Tuesday, August 16, 2011

Butch Enough For Ya?

I’m not sure what it is about Republican candidates from Texas running for president and why they think they have to prove that they’re somehow more manly than everyone else. George W. Bush — of the Connecticut/Andover/Yale/Harvard Bushs — picked up a swagger that would have made John Wayne dizzy, an accent that made Slim Pickens sound erudite, and of course we all remember the stride across the aircraft carrier deck in the flight suit that smelled of homoeroticism right out of Top Gun. Now it’s Rick Perry’s turn, calling Fed Chairman Ben Bernanke out for being practically un-Amurikun.

Asked about the Federal Reserve, Perry told a questioner at a campaign stop in Iowa that if Bernanke “prints more money between now and the election I don’t know what you’all would do to him in Iowa but we would treat him pretty ugly down in Texas.”

Perry went on to suggest that a continuation of Bernanke’s policies — a so-called third round of quantitative easing — would be “almost treasonous.”

At another stop, Mr. Perry took a thinly-veiled swipe at President Obama’s patriotism:

In response to a question from Danny Yadron of the Wall Street Journal, who asked Perry if he was suggesting that Obama didn’t love this country, Perry replied: ” I dunno, you need to ask him.”

And then to put the cherry on top — or the sock in the crotch — he ventured as how Mr. Obama was a wimp for not being a veteran:

I think people who have had the same experiences connect with people who have had the same experiences. That’s human nature. If you polled the military, the active duty and veterans, and said ‘would you rather have a president of the United States that never served a day in the military or someone who is a veteran?’ They’ve going to say, I would venture, that they would like to have a veteran.”

The president had the opportunity to serve his country. I’m sure at some time he made the decision that isn’t what he wanted to do.
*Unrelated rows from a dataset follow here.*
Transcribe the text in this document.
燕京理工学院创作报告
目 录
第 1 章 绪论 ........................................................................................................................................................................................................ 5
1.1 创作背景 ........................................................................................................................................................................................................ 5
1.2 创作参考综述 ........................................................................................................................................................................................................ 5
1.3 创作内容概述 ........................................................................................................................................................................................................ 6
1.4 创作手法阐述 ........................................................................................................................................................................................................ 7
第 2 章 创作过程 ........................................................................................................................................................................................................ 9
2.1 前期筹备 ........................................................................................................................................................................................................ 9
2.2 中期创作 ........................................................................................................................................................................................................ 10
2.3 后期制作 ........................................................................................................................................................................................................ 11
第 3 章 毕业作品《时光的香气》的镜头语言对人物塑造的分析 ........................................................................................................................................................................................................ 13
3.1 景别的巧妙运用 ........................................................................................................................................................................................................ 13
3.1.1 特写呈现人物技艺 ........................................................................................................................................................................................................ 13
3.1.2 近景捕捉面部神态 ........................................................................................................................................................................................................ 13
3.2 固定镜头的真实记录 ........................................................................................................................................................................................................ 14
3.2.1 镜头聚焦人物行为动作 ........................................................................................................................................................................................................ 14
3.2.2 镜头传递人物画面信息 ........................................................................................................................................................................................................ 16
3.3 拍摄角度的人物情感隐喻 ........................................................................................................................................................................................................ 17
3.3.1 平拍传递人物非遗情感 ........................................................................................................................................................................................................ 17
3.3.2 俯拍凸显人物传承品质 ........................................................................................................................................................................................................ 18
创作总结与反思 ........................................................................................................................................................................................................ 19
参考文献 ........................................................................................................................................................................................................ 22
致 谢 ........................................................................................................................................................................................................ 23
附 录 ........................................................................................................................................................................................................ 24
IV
For the record, that decision was also made by Dick Cheney — five times — and just about every other Republican presidential candidate out there.

Aside from the fact that if this was 2003 and a Democratic candidate had called the Fed chairman a traitor — by the way, Mr. Bernanke was appointed by George W. Bush — and then questioned the patriotism of the president, that candidate would have been hounded to death by Fox News and tut-tutted by every editorial board, we’re once again into the adolescent level of campaigning where trying to prove yourself to be the macho badass somehow makes you presidential.

It doesn’t. All it makes you look is like a bully and a braggart, and the last time we fell for that routine, it was an unmitigated disaster.